National Aluminium Company Limited has cancelled the coal linkage plan for its captive power plant in Indonesia. The unit was to power the proposed USD 4 billion, half a million tonne per annum aluminium smelter in Indonesia’s East Kalimantan province.
Nalco recently communicated the decision to Middle East Coal which was to supply 5 million tonnes of thermal coal a year to run 1,250 MW plant.
Mr BL Bagra CMD of Nalco said that “In the past 18 months, MEC failed to formalise the supply agreement. Nalco’s board will now consider other options including acquisition of a coal mine in Indonesia. Coal fired power is the key to the proposed energy intensive smelter project.”

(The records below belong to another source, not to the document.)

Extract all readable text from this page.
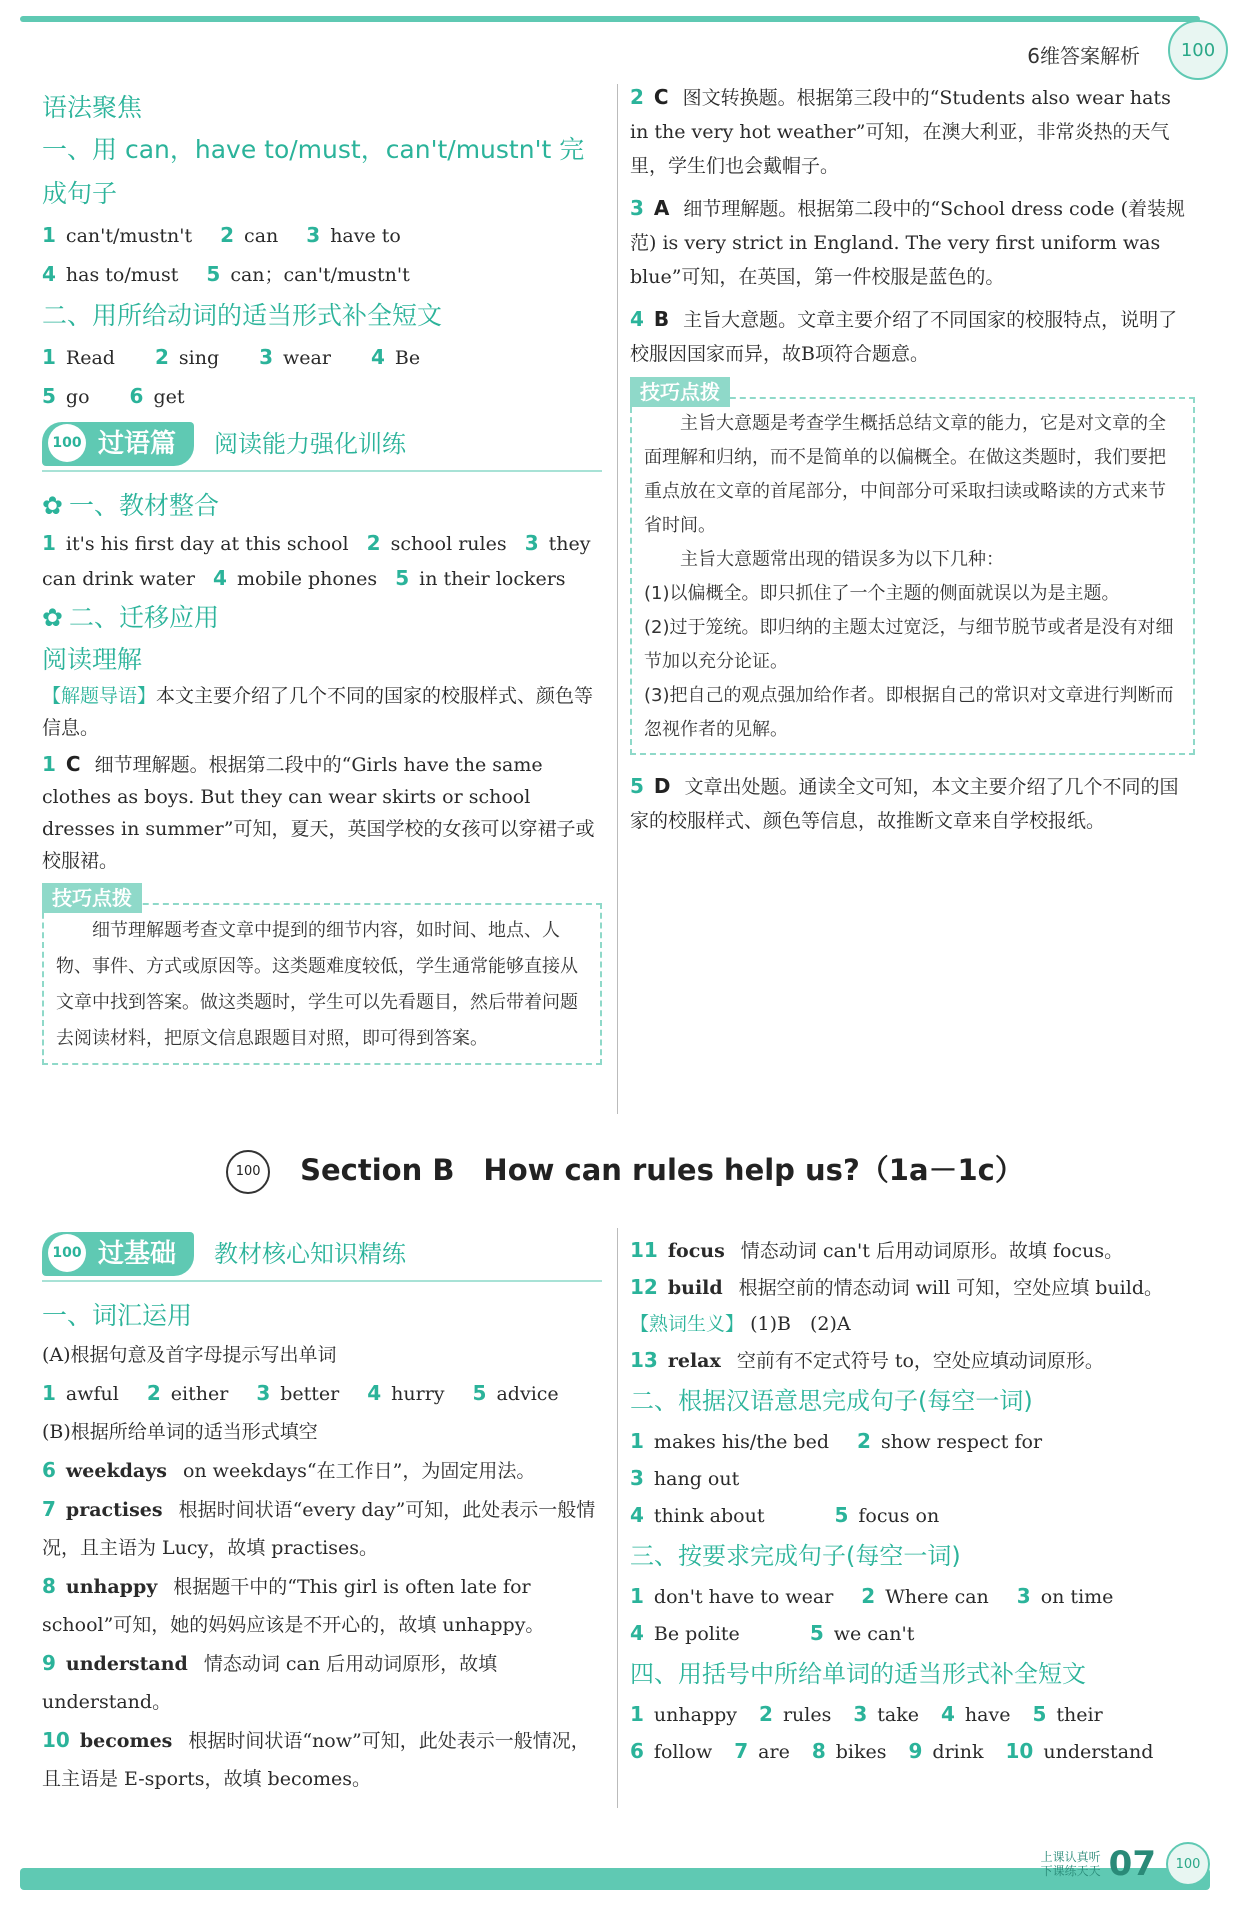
6维答案解析	100
语法聚焦
一、用 can，have to/must，can't/mustn't 完成句子
1 can't/mustn't 2 can 3 have to
4 has to/must 5 can；can't/mustn't
二、用所给动词的适当形式补全短文
1 Read 2 sing 3 wear 4 Be
5 go 6 get
100 过语篇	阅读能力强化训练
✿ 一、教材整合
1 it's his first day at this school 2 school rules 3 they can drink water 4 mobile phones 5 in their lockers
✿ 二、迁移应用
阅读理解
【解题导语】本文主要介绍了几个不同的国家的校服样式、颜色等信息。
1 C 细节理解题。根据第二段中的“Girls have the same clothes as boys. But they can wear skirts or school dresses in summer”可知，夏天，英国学校的女孩可以穿裙子或校服裙。
技巧点拨
细节理解题考查文章中提到的细节内容，如时间、地点、人物、事件、方式或原因等。这类题难度较低，学生通常能够直接从文章中找到答案。做这类题时，学生可以先看题目，然后带着问题去阅读材料，把原文信息跟题目对照，即可得到答案。
2 C 图文转换题。根据第三段中的“Students also wear hats in the very hot weather”可知，在澳大利亚，非常炎热的天气里，学生们也会戴帽子。
3 A 细节理解题。根据第二段中的“School dress code (着装规范) is very strict in England. The very first uniform was blue”可知，在英国，第一件校服是蓝色的。
4 B 主旨大意题。文章主要介绍了不同国家的校服特点，说明了校服因国家而异，故B项符合题意。
技巧点拨
主旨大意题是考查学生概括总结文章的能力，它是对文章的全面理解和归纳，而不是简单的以偏概全。在做这类题时，我们要把重点放在文章的首尾部分，中间部分可采取扫读或略读的方式来节省时间。
主旨大意题常出现的错误多为以下几种：
(1)以偏概全。即只抓住了一个主题的侧面就误以为是主题。
(2)过于笼统。即归纳的主题太过宽泛，与细节脱节或者是没有对细节加以充分论证。
(3)把自己的观点强加给作者。即根据自己的常识对文章进行判断而忽视作者的见解。
5 D 文章出处题。通读全文可知，本文主要介绍了几个不同的国家的校服样式、颜色等信息，故推断文章来自学校报纸。
100 Section B　How can rules help us?（1a－1c）
100 过基础	教材核心知识精练
一、词汇运用
(A)根据句意及首字母提示写出单词
1 awful 2 either 3 better 4 hurry 5 advice
(B)根据所给单词的适当形式填空
6 weekdays on weekdays“在工作日”，为固定用法。
7 practises 根据时间状语“every day”可知，此处表示一般情况，且主语为 Lucy，故填 practises。
8 unhappy 根据题干中的“This girl is often late for school”可知，她的妈妈应该是不开心的，故填 unhappy。
9 understand 情态动词 can 后用动词原形，故填 understand。
10 becomes 根据时间状语“now”可知，此处表示一般情况，且主语是 E-sports，故填 becomes。
11 focus 情态动词 can't 后用动词原形。故填 focus。
12 build 根据空前的情态动词 will 可知，空处应填 build。
【熟词生义】 (1)B　(2)A
13 relax 空前有不定式符号 to，空处应填动词原形。
二、根据汉语意思完成句子(每空一词)
1 makes his/the bed 2 show respect for
3 hang out
4 think about	5 focus on
三、按要求完成句子(每空一词)
1 don't have to wear 2 Where can 3 on time
4 Be polite	5 we can't
四、用括号中所给单词的适当形式补全短文
1 unhappy 2 rules 3 take 4 have 5 their
6 follow 7 are 8 bikes 9 drink 10 understand
上课认真听
下课练天天 07	100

He said that there are various options such as finding another supplier or direct acquisition of a coal asset there a call on the issue is expected in the near future. Nalco could not wrap up the deal with MEC JV between Ras al Khaima Investment Authority and Trimex group of Dubai even after short listing of expressions of interest and an elaborate due diligence exercise.

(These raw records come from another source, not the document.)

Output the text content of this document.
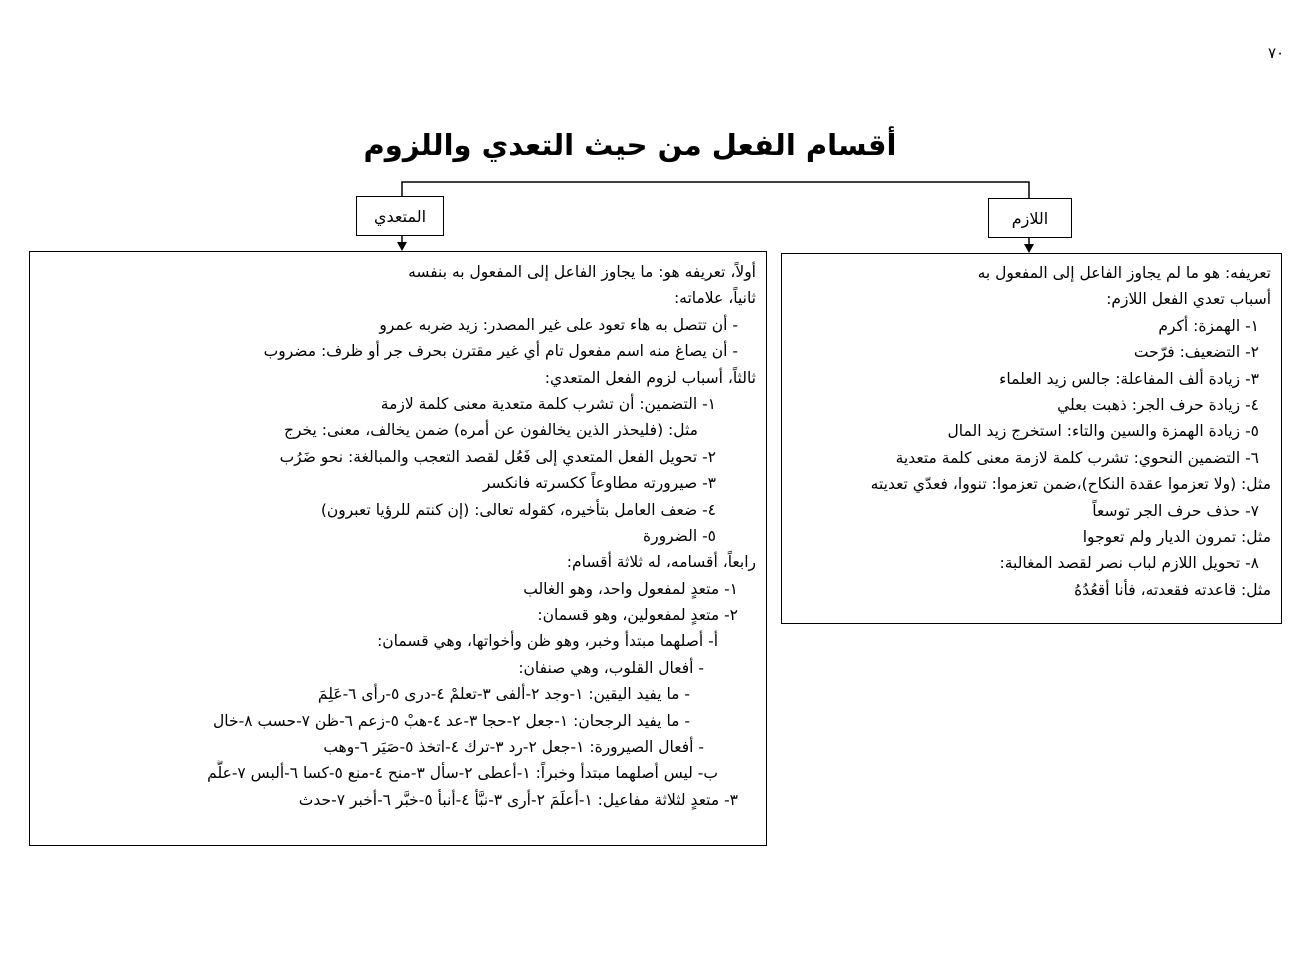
٧٠
أقسام الفعل من حيث التعدي واللزوم
اللازم
المتعدي
تعريفه: هو ما لم يجاوز الفاعل إلى المفعول به
أسباب تعدي الفعل اللازم:
١- الهمزة: أكرم
٢- التضعيف: فرّحت
٣- زيادة ألف المفاعلة: جالس زيد العلماء
٤- زيادة حرف الجر: ذهبت بعلي
٥- زيادة الهمزة والسين والتاء: استخرج زيد المال
٦- التضمين النحوي: تشرب كلمة لازمة معنى كلمة متعدية
مثل: (ولا تعزموا عقدة النكاح)،ضمن تعزموا: تنووا، فعدّي تعديته
٧- حذف حرف الجر توسعاً
مثل: تمرون الديار ولم تعوجوا
٨- تحويل اللازم لباب نصر لقصد المغالبة:
مثل: قاعدته فقعدته، فأنا أقعُدُهُ
أولاً، تعريفه هو: ما يجاوز الفاعل إلى المفعول به بنفسه
ثانياً، علاماته:
- أن تتصل به هاء تعود على غير المصدر: زيد ضربه عمرو
- أن يصاغ منه اسم مفعول تام أي غير مقترن بحرف جر أو ظرف: مضروب
ثالثاً، أسباب لزوم الفعل المتعدي:
١- التضمين: أن تشرب كلمة متعدية معنى كلمة لازمة
مثل: (فليحذر الذين يخالفون عن أمره) ضمن يخالف، معنى: يخرج
٢- تحويل الفعل المتعدي إلى فَعُل لقصد التعجب والمبالغة: نحو ضَرُب
٣- صيرورته مطاوعاً ككسرته فانكسر
٤- ضعف العامل بتأخيره، كقوله تعالى: (إن كنتم للرؤيا تعبرون)
٥- الضرورة
رابعاً، أقسامه، له ثلاثة أقسام:
١- متعدٍ لمفعول واحد، وهو الغالب
٢- متعدٍ لمفعولين، وهو قسمان:
أ- أصلهما مبتدأ وخبر، وهو ظن وأخواتها، وهي قسمان:
- أفعال القلوب، وهي صنفان:
- ما يفيد اليقين: ١-وجد ٢-ألفى ٣-تعلمْ ٤-درى ٥-رأى ٦-عَلِمَ
- ما يفيد الرجحان: ١-جعل ٢-حجا ٣-عد ٤-هبْ ٥-زعم ٦-ظن ٧-حسب ٨-خال
- أفعال الصيرورة: ١-جعل ٢-رد ٣-ترك ٤-اتخذ ٥-صَيَر ٦-وهب
ب- ليس أصلهما مبتدأ وخبراً: ١-أعطى ٢-سأل ٣-منح ٤-منع ٥-كسا ٦-ألبس ٧-علَّم
٣- متعدٍ لثلاثة مفاعيل: ١-أعلَمَ ٢-أرى ٣-نبَّأ ٤-أنبأ ٥-خبَّر ٦-أخبر ٧-حدث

Mr Bagra said that MEC which holds the concession for 1.5 billion tonnes of coal resources in East Kalimantan province could not achieve financial closure for its mining project. On this hinged Nalco’s supply agreement with MEC. Nor could it complete its planned equity restructuring in the intervening period.
He said that we had to terminate the bid and selection process as MEC also did not respond to our repeated inquiries. Also stuck are MEC’s plans to build, through a separate entity, a 125 kilometers, 60 million tonne per annum rail corridor linking the mine site to Kalimantan’s eastern coast where a jetty was to be put up.
Under the MoU, Nalco was to have the right to use this infrastructure for bringing in alumina from India and evacuation of aluminium for export. The MoU also provided for a share swap between the two project entities, conditional on their commissioning.